O Tugaleaks apresenta um relato do dia de ontem em S. Lázaro e um pouco por toda aquela zona. Houve protestos em Lisboa e Porto. Fomos todos S. Lázaro ontem. Relato de Ricardo Castelo Branco.
Foto Stress FM
Acordei cedo para tratar de assuntos pessoais, arranjei-me e levei a cadela á rua na sacrossanta rotina do passeio matutino com pausa para bica e copo de água no café do bairro. Voltei para casa para logo voltar a sair. O sol reinante prenunciava um dia quente, o que se veio a verificar logo depois sob a forma de um telefonema: «A polícia entrou em São Lázaro. Estão a despejar. Passa a palavra!» As informações erão chocantes e dirigi-me imediatamente para lá enquanto telefonava para pessoas que manifestavam o mesmo choque e se colocavam as mesmas interrogações que me passavam pelo espírito: E a providência cautelar? E os 90 dias? Com que direito, legitimidade e legalidade desobedece um orgão da administração local a uma deliberação de um tribunal? Não será isto um caso de desobediência qualificada? Ao mesmo tempo crescia em mim a curiosidade de tomar conhecimento com um hipotético documento que legitimasse uma intervenção camarária e policial que considerava imoral e se me afigurava de duvidosa legalidade. Até aqui nada a que a Câmara Municipal de Lisboa não me tivesse já habituado. A mim e a todos os que como eu seguem atentamento tudo o que já foi feito, o que estava a ser feito e o que continuará a ser feito por todos os que dão corpo a um projecto cidadão que alia a requalificação urbana a valências culturais e sociais.
Finalmente, ao virar da esquina, lá estava São Lázaro. Na rua, estavam as pessoas que conheci, não por palavras mas por actos, como pessoas altruistas, capazes de arregaçar as mangas e meter mãos à obra, empreendedores num país onde o empreendedorismo só é politicamente bem visto quando enquadrado por agendas polítiqueiro-partidárias, por critérios especulativos ou por discursos propagandísticos. A separá-los do edifício estavam os mesmos cavalheiros que nos últimos tempos se tornaram conhecidos por criativas formas de interpretação das leis e do seu papel de protectores dos cidadãos.
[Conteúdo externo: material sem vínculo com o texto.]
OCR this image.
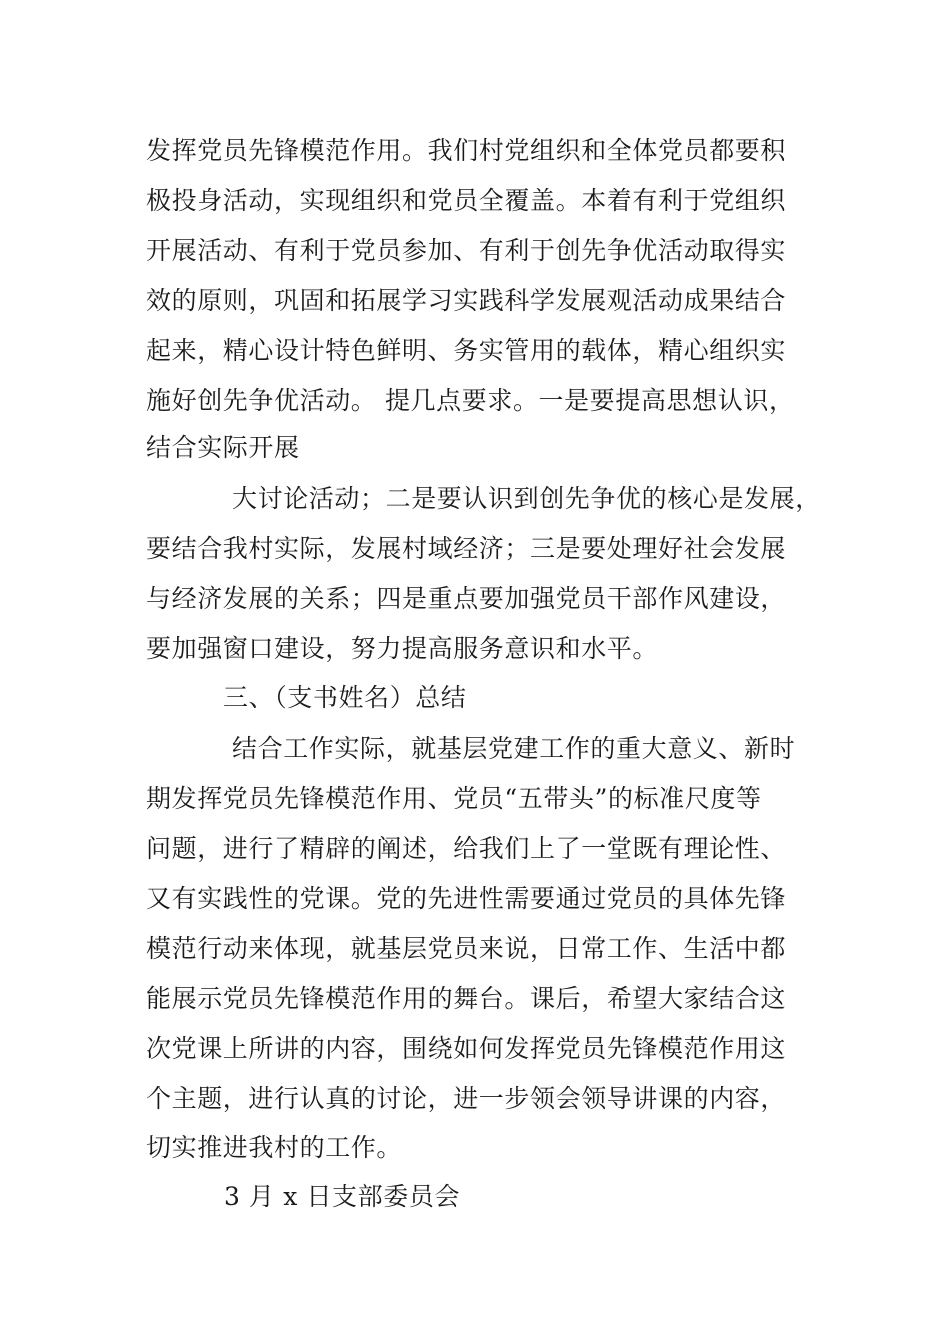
发挥党员先锋模范作用。我们村党组织和全体党员都要积
极投身活动，实现组织和党员全覆盖。本着有利于党组织
开展活动、有利于党员参加、有利于创先争优活动取得实
效的原则，巩固和拓展学习实践科学发展观活动成果结合
起来，精心设计特色鲜明、务实管用的载体，精心组织实
施好创先争优活动。 提几点要求。一是要提高思想认识，
结合实际开展
大讨论活动；二是要认识到创先争优的核心是发展，
要结合我村实际，发展村域经济；三是要处理好社会发展
与经济发展的关系；四是重点要加强党员干部作风建设，
要加强窗口建设，努力提高服务意识和水平。
三、（支书姓名）总结
结合工作实际，就基层党建工作的重大意义、新时
期发挥党员先锋模范作用、党员“五带头”的标准尺度等
问题，进行了精辟的阐述，给我们上了一堂既有理论性、
又有实践性的党课。党的先进性需要通过党员的具体先锋
模范行动来体现，就基层党员来说，日常工作、生活中都
能展示党员先锋模范作用的舞台。课后，希望大家结合这
次党课上所讲的内容，围绕如何发挥党员先锋模范作用这
个主题，进行认真的讨论，进一步领会领导讲课的内容，
切实推进我村的工作。
3 月 x 日支部委员会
Interpretações responsáveis por transformar aquilo que considero a mais nobre das ocupações – servir o próximo – em ademanes servis de lacaios acéfalos muito para além do aceitável mesmo quando se imperasse um carreirismo baseado na aceitação acrítica das vontades ditatoriais e prepotentes de um poder central e de uma administração local . Como em todas as ocasiões que escapam um pouco á normalidade, o que começa a não ser o caso devido à frequência, lá estavam os normais grupos de mirones. Enquanto me aproximava ia ouvindo os comentários: «Num país em que os gatunos andam à solta a polícia só sabem chatear quem faz bem!», «Isto não há direito!», «Tanta polícia para quê?»,. «Cambada de chulos!…»…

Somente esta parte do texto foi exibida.